Open Source vs Closed AI Models
Trade-offs in Access, Cost, Safety, and Customization
AI models can be shared in very different ways, and that choice affects who can study, use, and improve them. Open source AI models make important parts of the system available to the public, such as model weights, code, or training details. Closed AI models keep those parts private and usually provide access only through an app or API. Understanding this difference matters because it shapes innovation, safety, cost, and control.
In practice, open source models let researchers and developers inspect behavior, fine tune systems, and run them on their own hardware. Closed models often offer polished performance, centralized updates, and tighter control over misuse, but they limit transparency and customization. Neither approach is automatically better in every situation because each involves tradeoffs between openness, security, speed of development, and business strategy. Comparing the two helps students see how technical design choices connect to ethics, economics, and real world computing.
Key Facts
- Open source access often includes model weights + source code + documentation.
- Closed model access is commonly limited to an API, so user control is approximately API permissions only.
- Fine tuning changes a base model into a task specific model: new_model = base_model + task_training.
- Inference cost can be estimated as total_cost = cost_per_request x number_of_requests.
- If a model runs locally, latency is approximately processing_time + local_input_output_time.
- Transparency is generally higher when architecture, data sources, and evaluation methods are publicly documented.
Vocabulary
- Open source model
- An AI model released with publicly available components such as code, weights, or documentation so others can inspect and modify it.
- Closed model
- An AI model whose internal details are kept private and is usually accessed only through a company controlled service.
- Model weights
- The learned numerical parameters inside a neural network that determine how it produces outputs.
- API
- An application programming interface is a set of rules that lets one program send requests to another service.
- Fine tuning
- Fine tuning is additional training on a smaller dataset to adapt a general model to a specific task.
Common Mistakes to Avoid
- Assuming open source means completely free to use, which is wrong because some open models still have license limits, hardware costs, or usage restrictions.
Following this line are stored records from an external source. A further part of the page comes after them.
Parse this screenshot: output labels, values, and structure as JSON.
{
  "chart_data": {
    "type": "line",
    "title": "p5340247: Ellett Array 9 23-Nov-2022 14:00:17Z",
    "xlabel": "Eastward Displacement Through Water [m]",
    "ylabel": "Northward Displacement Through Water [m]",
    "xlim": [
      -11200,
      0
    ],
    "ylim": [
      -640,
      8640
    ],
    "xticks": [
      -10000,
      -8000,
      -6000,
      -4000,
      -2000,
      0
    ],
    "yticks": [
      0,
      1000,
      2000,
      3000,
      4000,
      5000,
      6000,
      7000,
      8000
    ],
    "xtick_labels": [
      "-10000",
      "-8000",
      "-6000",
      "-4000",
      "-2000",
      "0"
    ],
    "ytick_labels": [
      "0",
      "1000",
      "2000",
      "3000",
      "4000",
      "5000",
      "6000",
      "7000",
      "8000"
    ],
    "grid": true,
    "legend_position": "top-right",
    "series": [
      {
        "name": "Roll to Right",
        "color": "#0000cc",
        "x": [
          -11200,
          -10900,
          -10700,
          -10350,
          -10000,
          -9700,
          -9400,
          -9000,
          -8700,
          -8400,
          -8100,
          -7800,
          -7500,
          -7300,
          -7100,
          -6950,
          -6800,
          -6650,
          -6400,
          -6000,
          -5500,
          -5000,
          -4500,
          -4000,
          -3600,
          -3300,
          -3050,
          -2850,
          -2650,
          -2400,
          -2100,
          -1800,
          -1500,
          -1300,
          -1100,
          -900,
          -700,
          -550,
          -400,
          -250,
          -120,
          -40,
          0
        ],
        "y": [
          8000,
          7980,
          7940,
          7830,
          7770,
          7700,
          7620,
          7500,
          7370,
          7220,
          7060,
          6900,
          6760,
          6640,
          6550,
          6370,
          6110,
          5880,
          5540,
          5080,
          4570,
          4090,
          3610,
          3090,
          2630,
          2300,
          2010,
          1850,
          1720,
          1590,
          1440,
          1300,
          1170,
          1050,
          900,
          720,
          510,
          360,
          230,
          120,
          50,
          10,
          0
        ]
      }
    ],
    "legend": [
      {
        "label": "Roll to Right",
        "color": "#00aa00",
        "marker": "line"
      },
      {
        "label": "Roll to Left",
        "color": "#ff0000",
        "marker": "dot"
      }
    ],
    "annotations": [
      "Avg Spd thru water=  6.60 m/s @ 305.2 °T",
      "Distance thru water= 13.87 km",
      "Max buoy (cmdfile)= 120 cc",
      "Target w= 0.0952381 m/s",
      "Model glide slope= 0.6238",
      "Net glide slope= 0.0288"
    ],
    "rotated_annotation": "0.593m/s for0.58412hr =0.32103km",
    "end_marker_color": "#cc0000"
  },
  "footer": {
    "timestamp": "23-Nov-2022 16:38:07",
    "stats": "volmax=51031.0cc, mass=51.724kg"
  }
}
- Assuming closed models are always better, which is wrong because performance depends on the task and open models can be highly competitive after fine tuning.
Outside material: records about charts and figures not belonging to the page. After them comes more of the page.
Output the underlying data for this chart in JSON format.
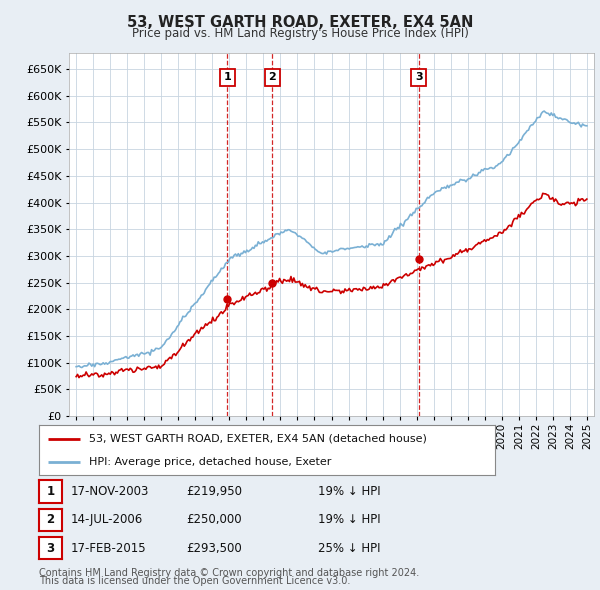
{
  "title": "53, WEST GARTH ROAD, EXETER, EX4 5AN",
  "subtitle": "Price paid vs. HM Land Registry's House Price Index (HPI)",
  "legend_label_red": "53, WEST GARTH ROAD, EXETER, EX4 5AN (detached house)",
  "legend_label_blue": "HPI: Average price, detached house, Exeter",
  "footer1": "Contains HM Land Registry data © Crown copyright and database right 2024.",
  "footer2": "This data is licensed under the Open Government Licence v3.0.",
  "transactions": [
    {
      "num": 1,
      "date": "17-NOV-2003",
      "price": "£219,950",
      "pct": "19% ↓ HPI",
      "year": 2003.88
    },
    {
      "num": 2,
      "date": "14-JUL-2006",
      "price": "£250,000",
      "pct": "19% ↓ HPI",
      "year": 2006.53
    },
    {
      "num": 3,
      "date": "17-FEB-2015",
      "price": "£293,500",
      "pct": "25% ↓ HPI",
      "year": 2015.13
    }
  ],
  "sale_prices": [
    219950,
    250000,
    293500
  ],
  "ylim": [
    0,
    680000
  ],
  "yticks": [
    0,
    50000,
    100000,
    150000,
    200000,
    250000,
    300000,
    350000,
    400000,
    450000,
    500000,
    550000,
    600000,
    650000
  ],
  "color_red": "#cc0000",
  "color_blue": "#7ab0d4",
  "bg_color": "#e8eef4",
  "plot_bg": "#ffffff",
  "grid_color": "#c8d4e0"
}
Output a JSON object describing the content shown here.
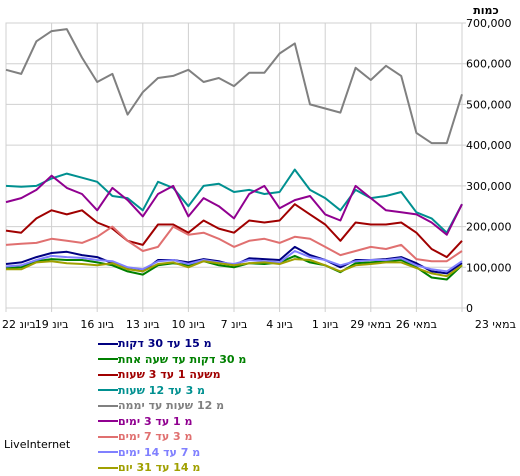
{
  "brand": "LiveInternet",
  "chart_data": {
    "type": "line",
    "ylabel": "כמות",
    "ylim": [
      0,
      700000
    ],
    "yticks": [
      "0",
      "100,000",
      "200,000",
      "300,000",
      "400,000",
      "500,000",
      "600,000",
      "700,000"
    ],
    "xtick_labels": [
      "22 ביונ",
      "19 ביונ",
      "16 ביונ",
      "13 ביונ",
      "10 ביונ",
      "7 ביונ",
      "4 ביונ",
      "1 ביונ",
      "29 במאי",
      "26 במאי",
      "23 במאי"
    ],
    "grid": true,
    "legend_position": "bottom",
    "series": [
      {
        "name": "מ 15 עד 30 דקות",
        "color": "#000080",
        "values": [
          108000,
          112000,
          125000,
          135000,
          138000,
          130000,
          125000,
          110000,
          98000,
          90000,
          118000,
          118000,
          112000,
          120000,
          115000,
          105000,
          122000,
          120000,
          118000,
          150000,
          130000,
          118000,
          100000,
          118000,
          118000,
          120000,
          125000,
          110000,
          90000,
          85000,
          110000
        ]
      },
      {
        "name": "מ 30 דקות עד שעה אחת",
        "color": "#008000",
        "values": [
          98000,
          100000,
          115000,
          120000,
          118000,
          118000,
          112000,
          105000,
          90000,
          82000,
          105000,
          110000,
          105000,
          115000,
          105000,
          100000,
          110000,
          108000,
          112000,
          128000,
          112000,
          105000,
          88000,
          110000,
          112000,
          115000,
          118000,
          100000,
          75000,
          70000,
          105000
        ]
      },
      {
        "name": "משעה 1 עד 3 שעות",
        "color": "#a00000",
        "values": [
          190000,
          185000,
          220000,
          240000,
          230000,
          240000,
          210000,
          195000,
          165000,
          155000,
          205000,
          205000,
          185000,
          215000,
          195000,
          185000,
          215000,
          210000,
          215000,
          255000,
          230000,
          205000,
          165000,
          210000,
          205000,
          205000,
          210000,
          185000,
          145000,
          125000,
          165000
        ]
      },
      {
        "name": "מ 3 עד 12 שעות",
        "color": "#009090",
        "values": [
          300000,
          298000,
          300000,
          318000,
          330000,
          320000,
          310000,
          275000,
          270000,
          240000,
          310000,
          295000,
          250000,
          300000,
          305000,
          285000,
          290000,
          280000,
          285000,
          340000,
          290000,
          270000,
          240000,
          290000,
          270000,
          275000,
          285000,
          235000,
          220000,
          185000,
          255000
        ]
      },
      {
        "name": "מ 12 שעות עד יממה",
        "color": "#808080",
        "values": [
          585000,
          575000,
          655000,
          680000,
          685000,
          615000,
          555000,
          575000,
          475000,
          530000,
          565000,
          570000,
          585000,
          555000,
          565000,
          545000,
          578000,
          578000,
          625000,
          650000,
          500000,
          490000,
          480000,
          590000,
          560000,
          595000,
          570000,
          430000,
          405000,
          405000,
          525000
        ]
      },
      {
        "name": "מ 1 עד 3 ימים",
        "color": "#900090",
        "values": [
          260000,
          270000,
          290000,
          325000,
          295000,
          280000,
          240000,
          295000,
          265000,
          225000,
          280000,
          300000,
          225000,
          270000,
          250000,
          220000,
          280000,
          300000,
          245000,
          265000,
          275000,
          230000,
          215000,
          300000,
          270000,
          240000,
          235000,
          230000,
          210000,
          180000,
          255000
        ]
      },
      {
        "name": "מ 3 עד 7 ימים",
        "color": "#e07070",
        "values": [
          155000,
          158000,
          160000,
          170000,
          165000,
          160000,
          175000,
          200000,
          165000,
          140000,
          150000,
          200000,
          180000,
          185000,
          170000,
          150000,
          165000,
          170000,
          160000,
          175000,
          170000,
          150000,
          130000,
          140000,
          150000,
          145000,
          155000,
          120000,
          115000,
          115000,
          140000
        ]
      },
      {
        "name": "מ 7 עד 14 ימים",
        "color": "#8080ff",
        "values": [
          102000,
          105000,
          118000,
          128000,
          125000,
          123000,
          118000,
          115000,
          100000,
          95000,
          115000,
          118000,
          108000,
          118000,
          112000,
          108000,
          118000,
          115000,
          112000,
          140000,
          125000,
          118000,
          105000,
          115000,
          118000,
          118000,
          122000,
          105000,
          95000,
          90000,
          115000
        ]
      },
      {
        "name": "מ 14 עד 31 יום",
        "color": "#a0a000",
        "values": [
          95000,
          95000,
          112000,
          115000,
          110000,
          108000,
          105000,
          110000,
          95000,
          90000,
          108000,
          112000,
          100000,
          115000,
          110000,
          105000,
          110000,
          112000,
          108000,
          120000,
          118000,
          105000,
          90000,
          105000,
          108000,
          112000,
          112000,
          98000,
          85000,
          78000,
          105000
        ]
      }
    ]
  }
}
- Confusing source code with model weights, which is wrong because code shows how the model runs while weights store what the model has learned.
- Thinking transparency guarantees safety, which is wrong because public access can help auditing but does not automatically prevent harmful outputs or misuse.
Practice Questions
- 1 A company makes 25000 API calls to a closed model at $0.002 per request. Use total_cost = cost_per_request x number_of_requests to find the total inference cost.
- 2 A student runs an open model locally. If processing time is 0.8 s and local input output time is 0.2 s, use latency = processing_time + local_input_output_time to find the total latency per request.
- 3 A hospital needs strong privacy control, local deployment, and the ability to inspect model behavior. Based on these needs, explain whether an open source or closed model is more suitable and give two reasons.